5.Les non‑ressortissants qui ont un permis de séjour permanent sont autorisés à exercer une activité professionnelle dans les mêmes conditions que les Kirghizes. Les étrangers qui ont un titre de séjour temporaire ont le droit de travailler, pour autant que leur activité soit compatible avec la durée de leur permis ou s’ils ont reçu une autorisation spéciale du Ministère de l’intérieur. Conformément à la loi, les non‑ressortissants ne peuvent occuper certaines fonctions qui, de par leur nature, sont réservées aux ressortissants kirghizes.

6.La législation interne protège les droits personnels des non‑ressortissants, notamment ceux liés à l’intangibilité de la personne, l’inviolabilité du domicile et la liberté de circuler. Un étranger ne peut se voir imposer des restrictions à sa liberté de circuler et de choix sur son lieu de résidence que si la sécurité de l’État, la santé et la moralité publiques ou les droits et les intérêts de la population sont menacés. Enfin, les dispositions de la loi sur la situation juridique des étrangers s’appliquent également aux apatrides, à moins que la législation nationale n’en dispose autrement.

7.Concernant la question 2 de la liste des points à traiter, qui porte sur l’application directe de la Convention par les tribunaux kirghizes, M. Djumaliev indique que l’alinéa 3 de l’article 12 de la Constitution prévoit que les instruments internationaux auxquels le Kirghizistan a adhéré et les normes et principes du droit international universellement reconnus font partie intégrante du droit interne. Toutefois, il n’est pas en mesure de citer des exemples d’application directe de ces instruments par la justice kirghize, ce cas ne s’étant pas encore présenté.

8.En réponse à la question 3 de la liste des points à traiter, qui concerne l’incorporation de la définition de la discrimination raciale dans la législation nationale, M. Djumaliev indique que, comme les instruments internationaux font partie intégrante du droit interne, ce dernier ne comporte pas d’autre définition de la discrimination raciale que celle prévue à l’article premier de la Convention.

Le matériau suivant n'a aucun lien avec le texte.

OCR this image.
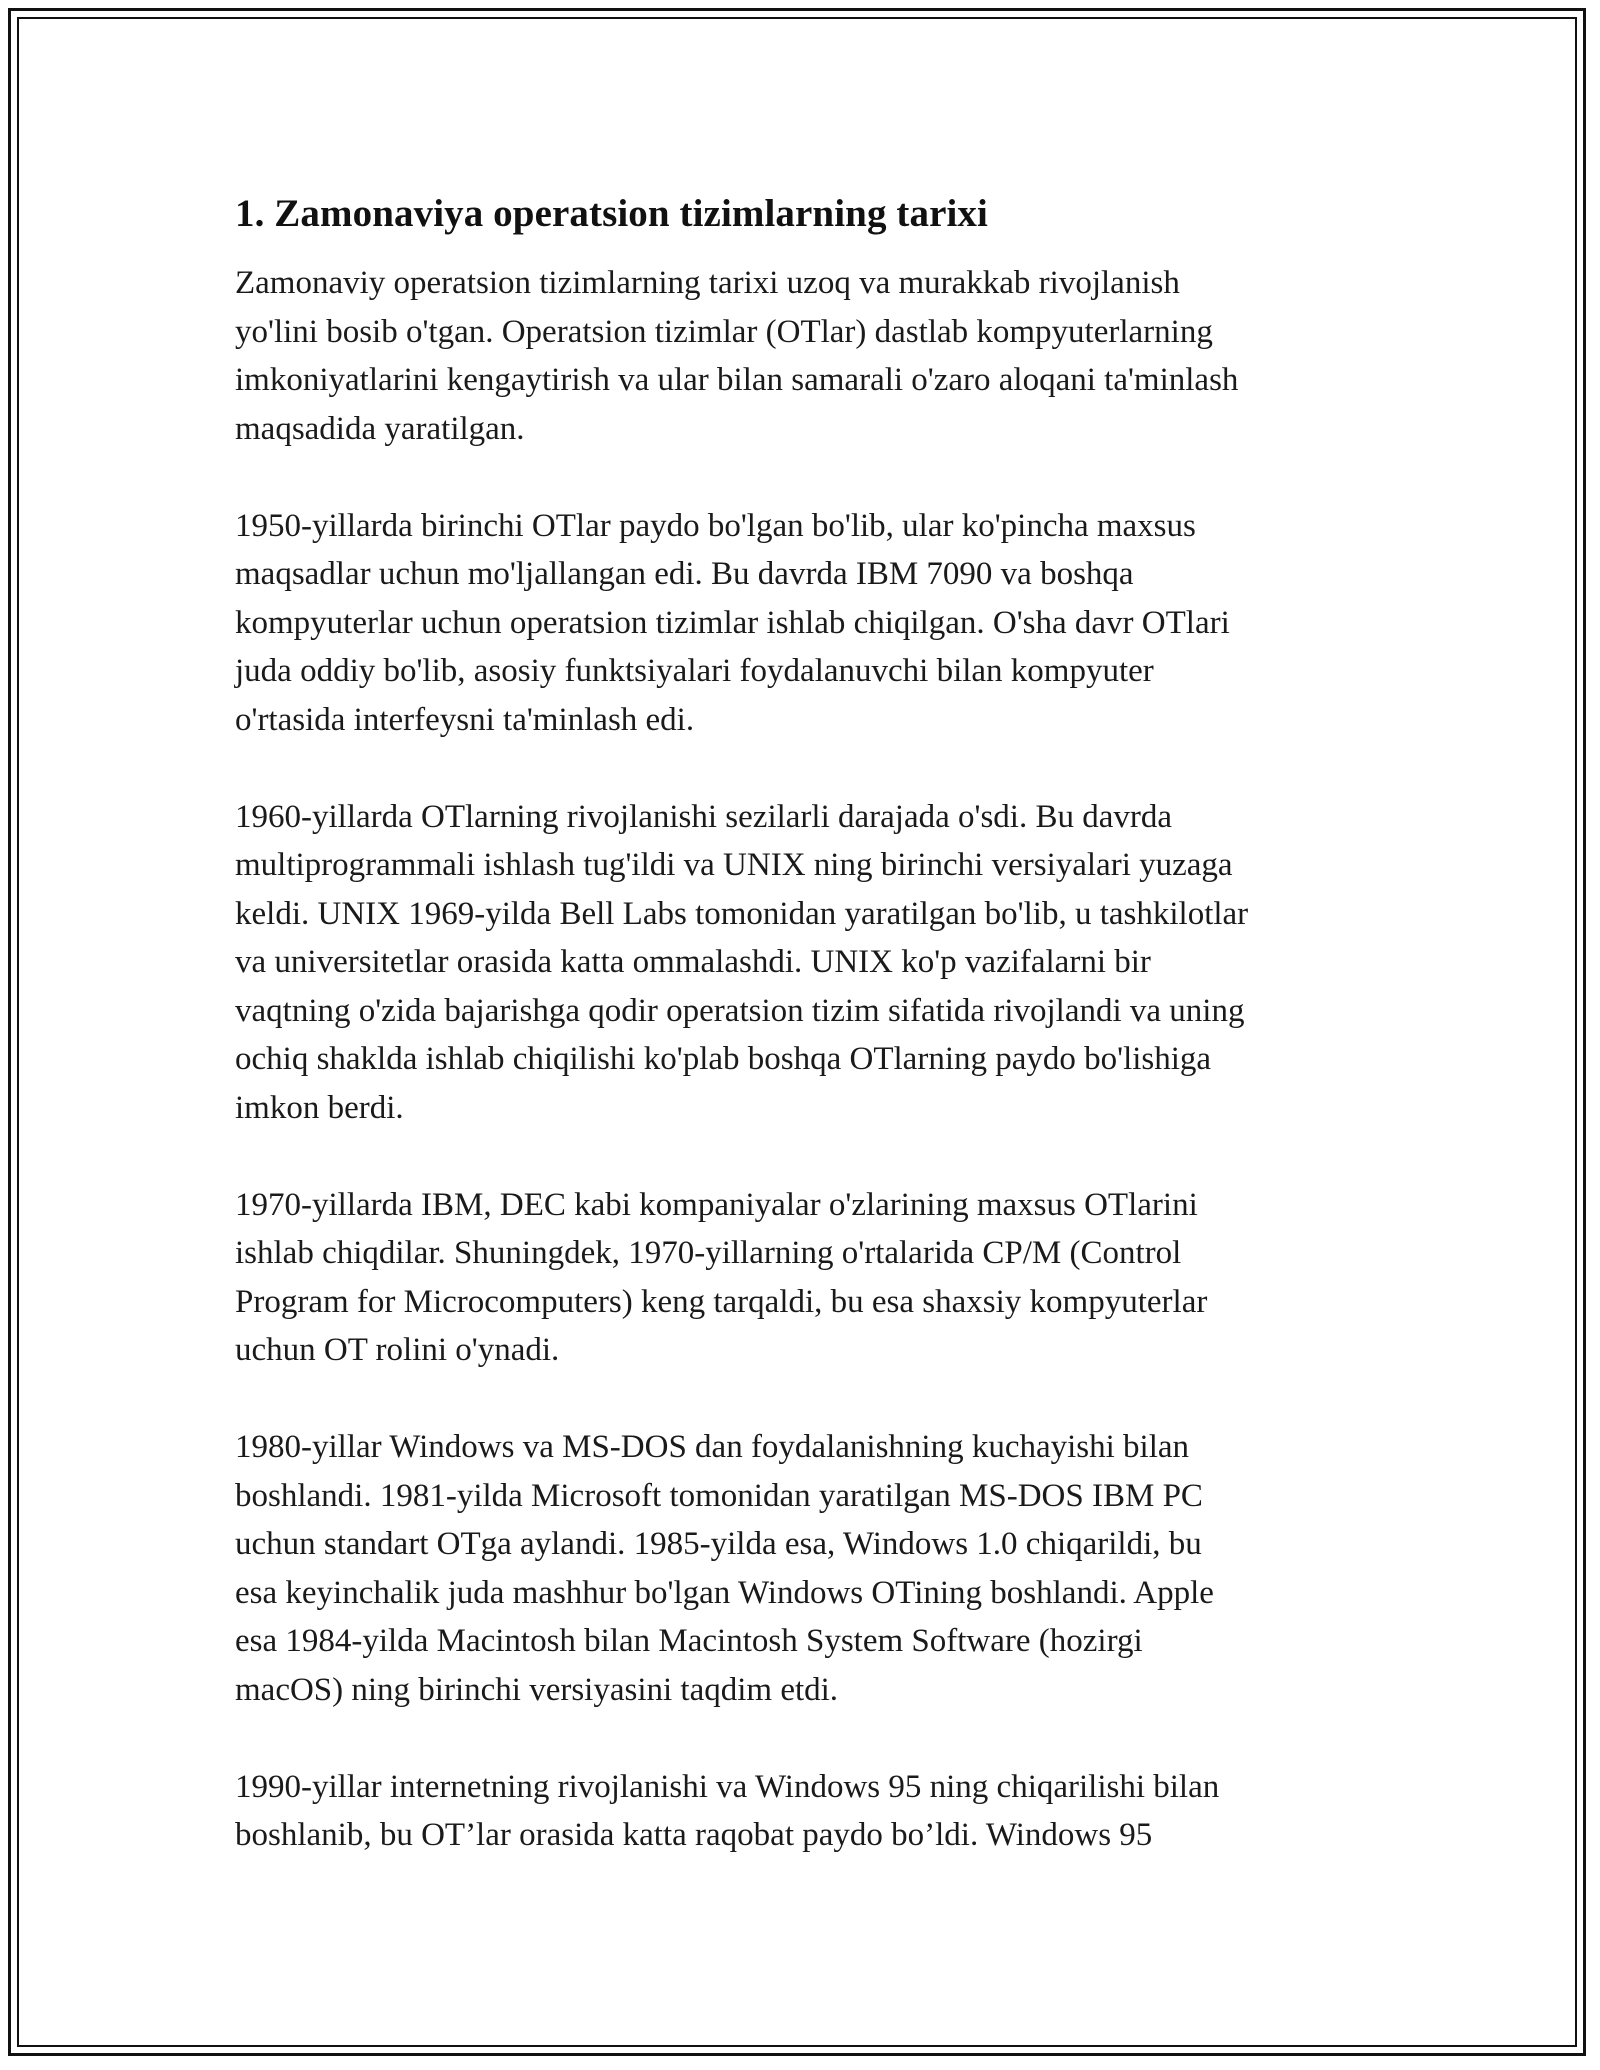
1. Zamonaviya operatsion tizimlarning tarixi

Zamonaviy operatsion tizimlarning tarixi uzoq va murakkab rivojlanish
yo'lini bosib o'tgan. Operatsion tizimlar (OTlar) dastlab kompyuterlarning
imkoniyatlarini kengaytirish va ular bilan samarali o'zaro aloqani ta'minlash
maqsadida yaratilgan.

1950-yillarda birinchi OTlar paydo bo'lgan bo'lib, ular ko'pincha maxsus
maqsadlar uchun mo'ljallangan edi. Bu davrda IBM 7090 va boshqa
kompyuterlar uchun operatsion tizimlar ishlab chiqilgan. O'sha davr OTlari
juda oddiy bo'lib, asosiy funktsiyalari foydalanuvchi bilan kompyuter
o'rtasida interfeysni ta'minlash edi.

1960-yillarda OTlarning rivojlanishi sezilarli darajada o'sdi. Bu davrda
multiprogrammali ishlash tug'ildi va UNIX ning birinchi versiyalari yuzaga
keldi. UNIX 1969-yilda Bell Labs tomonidan yaratilgan bo'lib, u tashkilotlar
va universitetlar orasida katta ommalashdi. UNIX ko'p vazifalarni bir
vaqtning o'zida bajarishga qodir operatsion tizim sifatida rivojlandi va uning
ochiq shaklda ishlab chiqilishi ko'plab boshqa OTlarning paydo bo'lishiga
imkon berdi.

1970-yillarda IBM, DEC kabi kompaniyalar o'zlarining maxsus OTlarini
ishlab chiqdilar. Shuningdek, 1970-yillarning o'rtalarida CP/M (Control
Program for Microcomputers) keng tarqaldi, bu esa shaxsiy kompyuterlar
uchun OT rolini o'ynadi.

1980-yillar Windows va MS-DOS dan foydalanishning kuchayishi bilan
boshlandi. 1981-yilda Microsoft tomonidan yaratilgan MS-DOS IBM PC
uchun standart OTga aylandi. 1985-yilda esa, Windows 1.0 chiqarildi, bu
esa keyinchalik juda mashhur bo'lgan Windows OTining boshlandi. Apple
esa 1984-yilda Macintosh bilan Macintosh System Software (hozirgi
macOS) ning birinchi versiyasini taqdim etdi.

1990-yillar internetning rivojlanishi va Windows 95 ning chiqarilishi bilan
boshlanib, bu OT’lar orasida katta raqobat paydo bo’ldi. Windows 95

9.Abordant le groupe de questions de la liste des points à traiter consacrées à l’article 2 de la Convention, M. Djumaliev indique, en réponse à la question 4 relative à l’adoption par le Kirghizistan d’une loi sur la prévention de la discrimination donnant effet aux dispositions du paragraphe 1 de l’article 2 et de l’article 13 de la Convention, que le Gouvernement kirghize considère que la législation en vigueur contient suffisamment de garanties pour prévenir la discrimination et que, par conséquent, l’adoption d’une loi complémentaire dans ce domaine n’est pas nécessaire.

10.Concernant la question 5 de la liste des points à traiter, qui porte sur les compétences respectives de la Commission nationale des droits de l’homme et du Médiateur, M. Djumaliev indique que les activités de ces deux institutions ne se chevauchent pas et sont en fait complémentaires. La Commission des droits de l’homme a un rôle essentiellement consultatif et est chargée notamment d’aider le chef de l’État à assumer son rôle en matière de protection des droits de l’homme, de contribuer à mettre en conformité la législation nationale relative aux droits de l’homme avec la Constitution et les instruments internationaux pertinents et d’informer la population de ses droits. En outre, elle examine les plaintes des particuliers, coordonne l’élaboration et l’exécution du plan d’action national relatif au renforcement des mécanismes de protection des droits de l’homme, participe à l’élaboration des rapports destinés aux organes de suivi des traités des Nations Unies et de l’Organisation pour la sécurité et la coopération en Europe (OSCE), assure le suivi des activités des organes de l’État chargés de la protection des droits de l’homme, formule des recommandations à l’intention du Président de la République concernant l’amélioration des mécanismes de protection des droits de l’homme.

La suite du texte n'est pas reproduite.